Les agents spéciaux derrière la voiture présidentielle avaient eux aussi pour tâche de scruter la foule et les bâtiments avoisinants. C’étaient des hommes entrainés à faire échouer toute tentative d’éliminer le président. Les agents du United States Secret Service ont toujours suivi deux principes généraux quant à la protection du président. Ils doivent toujours dans un cortège essayer d’être aussi rapprochés que possible du président et le protéger en se plaçant entre lui et toute source de danger. Deuxièmement, ils doivent toujours éloigner le président de tout danger potentiel. L’arrestation d’un assassin ne relève pas de leurs responsabilités. Or, c’est ce qu’ils devaient faire ressortir devant la Commission Warren pour ce qui est des directives concernant un cortège.

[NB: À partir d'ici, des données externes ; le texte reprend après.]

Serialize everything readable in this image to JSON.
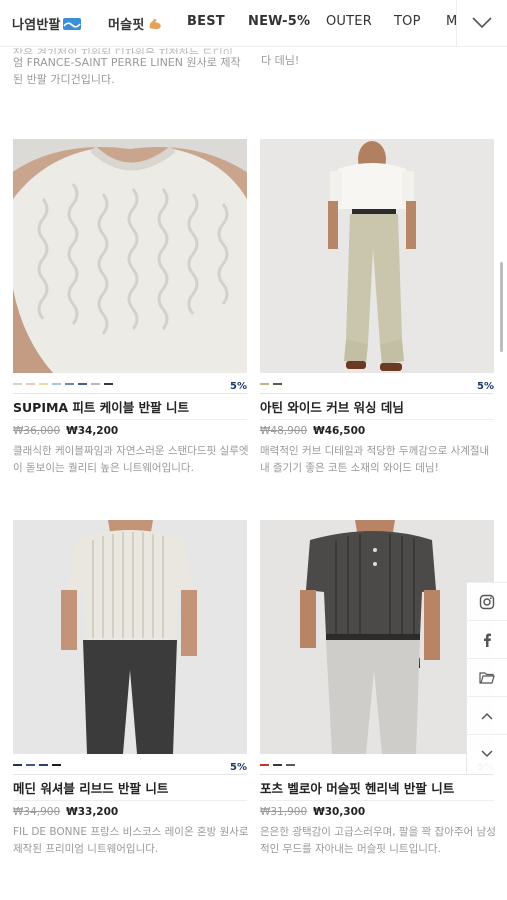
{
  "nav": {
    "items": [
      "나염반팔",
      "머슬핏",
      "BEST",
      "NEW-5%",
      "OUTER",
      "TOP",
      "M"
    ],
    "more_icon": "chevron-down-icon"
  },
  "top_cut": {
    "left_lines": [
      "잡은 경기정의 지원된 디자원을 지정하는 드디이",
      "엄 FRANCE-SAINT PERRE LINEN 원사로 제작",
      "된 반팔 가디건입니다."
    ],
    "right_lines": [
      "다 데님!"
    ]
  },
  "products": [
    {
      "name": "SUPIMA 피트 케이블 반팔 니트",
      "old_price": "₩36,000",
      "price": "₩34,200",
      "discount": "5%",
      "desc": "클래식한 케이블짜임과 자연스러운 스탠다드핏 실루엣이 돋보이는 퀄리티 높은 니트웨어입니다.",
      "swatches": [
        "#d9d4c8",
        "#f2c9b8",
        "#e7dd9a",
        "#a9c6e0",
        "#6a86b3",
        "#4a5c86",
        "#b8b8b8",
        "#3a3a3a"
      ]
    },
    {
      "name": "아틴 와이드 커브 워싱 데님",
      "old_price": "₩48,900",
      "price": "₩46,500",
      "discount": "5%",
      "desc": "매력적인 커브 디테일과 적당한 두께감으로 사계절내내 즐기기 좋은 코튼 소재의 와이드 데님!",
      "swatches": [
        "#c9b58a",
        "#5a5a4a"
      ]
    },
    {
      "name": "메딘 워셔블 리브드 반팔 니트",
      "old_price": "₩34,900",
      "price": "₩33,200",
      "discount": "5%",
      "desc": "FIL DE BONNE 프랑스 비스코스 레이온 혼방 원사로 제작된 프리미엄 니트웨어입니다.",
      "swatches": [
        "#26324f",
        "#3d5a8a",
        "#2a3f6b",
        "#1c1c1c"
      ]
    },
    {
      "name": "포츠 벨로아 머슬핏 헨리넥 반팔 니트",
      "old_price": "₩31,900",
      "price": "₩30,300",
      "discount": "5%",
      "desc": "은은한 광택감이 고급스러우며, 팔을 꽉 잡아주어 남성적인 무드를 자아내는 머슬핏 니트입니다.",
      "swatches": [
        "#c0392b",
        "#3a3a3a",
        "#5a5a5a"
      ]
    }
  ],
  "side_buttons": [
    "instagram-icon",
    "facebook-icon",
    "folder-icon",
    "chevron-up-icon",
    "chevron-down-icon"
  ]
}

Le fait qu’il n’y avait pas de garde du corps autour de la voiture présidentielle est un détail important au moment des coups de feu. Mais le côté libéral, voire populiste de Kennedy qui voulait d’une communication directe avec la foule, l’avait emporté. Or, s’il y avait un agent près du président (à ses côtés ou sur les marchepieds de la limousine) au premier coup de feu, il se serait jeté sur lui. Il faut noter qu’ils sont entrainés pour réagir aussi vite que possible.

L’agent spécial Roy H. Kellerman était sur le siège avant à côté du chauffeur (l’agent William R. Greer) mais il ne pouvait passer à l’arrière. La raison : il y avait une barre de métal placée à 38 cm environ au-dessus du dossier du siège avant. De plus, il avait le gouverneur et sa femme assis sur les strapontins. Donc l’agent spécial Kellerman ne pouvait réagir après le coup de feu fatal qui atteignit le président à la tête.

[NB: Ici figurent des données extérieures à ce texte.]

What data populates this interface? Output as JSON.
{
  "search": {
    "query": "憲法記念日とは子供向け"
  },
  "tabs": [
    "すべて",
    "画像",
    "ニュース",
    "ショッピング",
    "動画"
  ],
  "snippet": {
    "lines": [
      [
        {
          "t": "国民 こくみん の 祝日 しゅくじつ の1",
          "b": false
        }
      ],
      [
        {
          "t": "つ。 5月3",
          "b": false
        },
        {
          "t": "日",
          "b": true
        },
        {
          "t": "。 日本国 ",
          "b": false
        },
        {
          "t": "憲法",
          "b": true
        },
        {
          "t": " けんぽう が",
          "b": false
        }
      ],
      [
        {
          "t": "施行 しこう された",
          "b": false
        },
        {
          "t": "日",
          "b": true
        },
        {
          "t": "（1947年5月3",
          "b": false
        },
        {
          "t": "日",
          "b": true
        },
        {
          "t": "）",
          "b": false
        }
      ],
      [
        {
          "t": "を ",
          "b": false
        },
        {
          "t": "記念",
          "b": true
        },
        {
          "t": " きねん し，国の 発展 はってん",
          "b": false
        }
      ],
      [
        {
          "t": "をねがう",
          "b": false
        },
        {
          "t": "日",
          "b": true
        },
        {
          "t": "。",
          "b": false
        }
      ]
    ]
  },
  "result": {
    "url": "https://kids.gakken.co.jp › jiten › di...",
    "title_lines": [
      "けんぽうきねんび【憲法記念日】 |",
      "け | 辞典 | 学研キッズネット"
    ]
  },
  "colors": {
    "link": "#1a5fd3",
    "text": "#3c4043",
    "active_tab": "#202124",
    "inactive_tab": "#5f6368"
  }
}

À l’époque, on pensait que les agents placés sur les marchepieds de la voiture d’escorte couvrent le président au moindre danger. C’est ce que fit l’agent Clinton J.Hill. Lorsque les coups de feu furent entendus, il bondit au secours du président et de son épouse Jacqueline. Sortant de la voiture d’escorte de derrière, il courut aussi vite qu’il le pouvait pour atteindre la limousine. Ce laps de temps fut décisif car la voiture présidentielle continuait à rouler.

D’après la Commission Warren, l’agent spécial Hill ne parvint à poser la main sur la voiture présidentielle qu’à 1.6 seconde après que le président eut été touché à la tête. Il avait les deux pieds sur la voiture environ 3.7 secondes après la blessure fatale (le troisième coup de feu touchant le président à la tête) et ensuite grimpa pour secourir le président et Madame Kennedy. Malheureusement il était trop tard. Mais le courage de Hill sortait de l’ordinaire.

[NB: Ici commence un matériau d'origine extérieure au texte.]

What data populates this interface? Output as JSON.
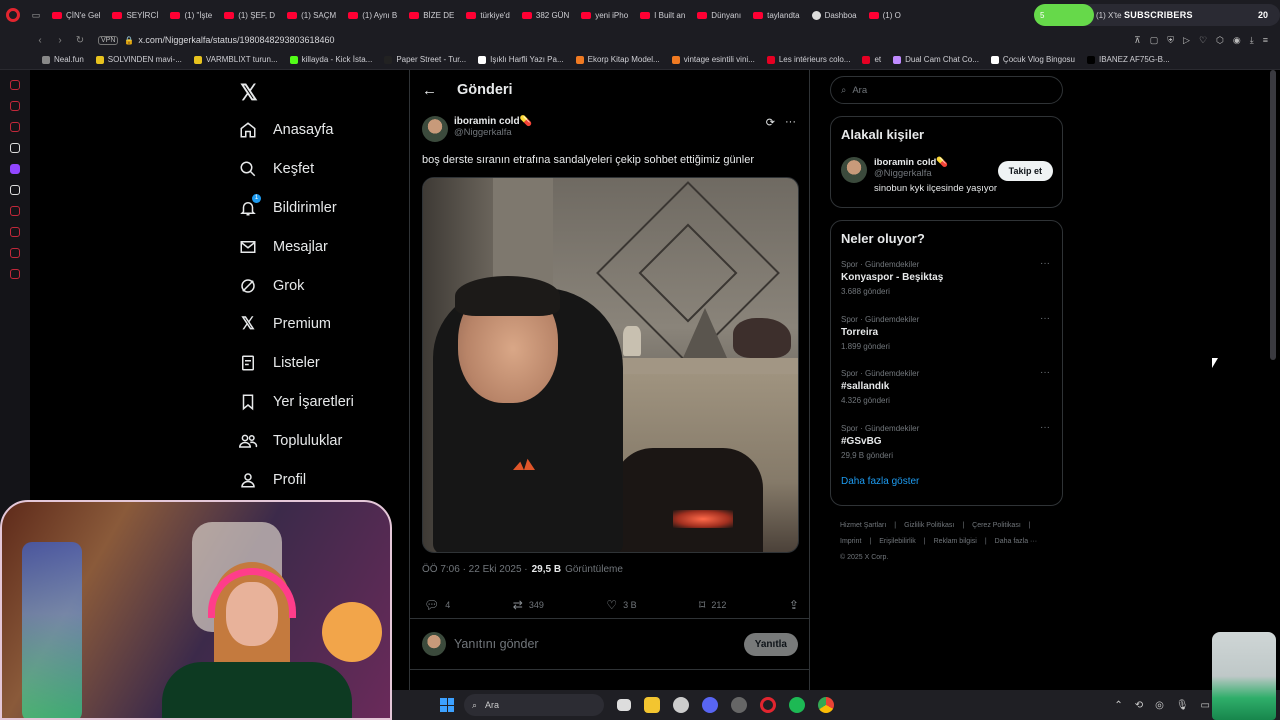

La Commission Warren conclut « qu’il n’est pas dans ses objectifs de recommander des règles pour la protection future des présidents. Dans le monde actuel, il y a tant de responsabilités et d’exigence auxquelles doit faire face un président, que la sécurité absolue n’est pas possible ». Mais elle a néanmoins formulé « certaines recommandations qui pourraient entrainer une diminution appréciable des risques encourus par le président ».

PATRICK KEVIN EASTON

Notes et sources

La Commission Warren fut mise sur pied pour élucider l’assassinat du président Kennedy. Elle fut présidée par le Chef Juge Earl Warren de la Cour Suprême des États-Unis.

(1) Rapport de la Commission Warren (1964).

(2) James Reston Jr, Was Connally the real target? Time, 28 nov.1988 pp32-41.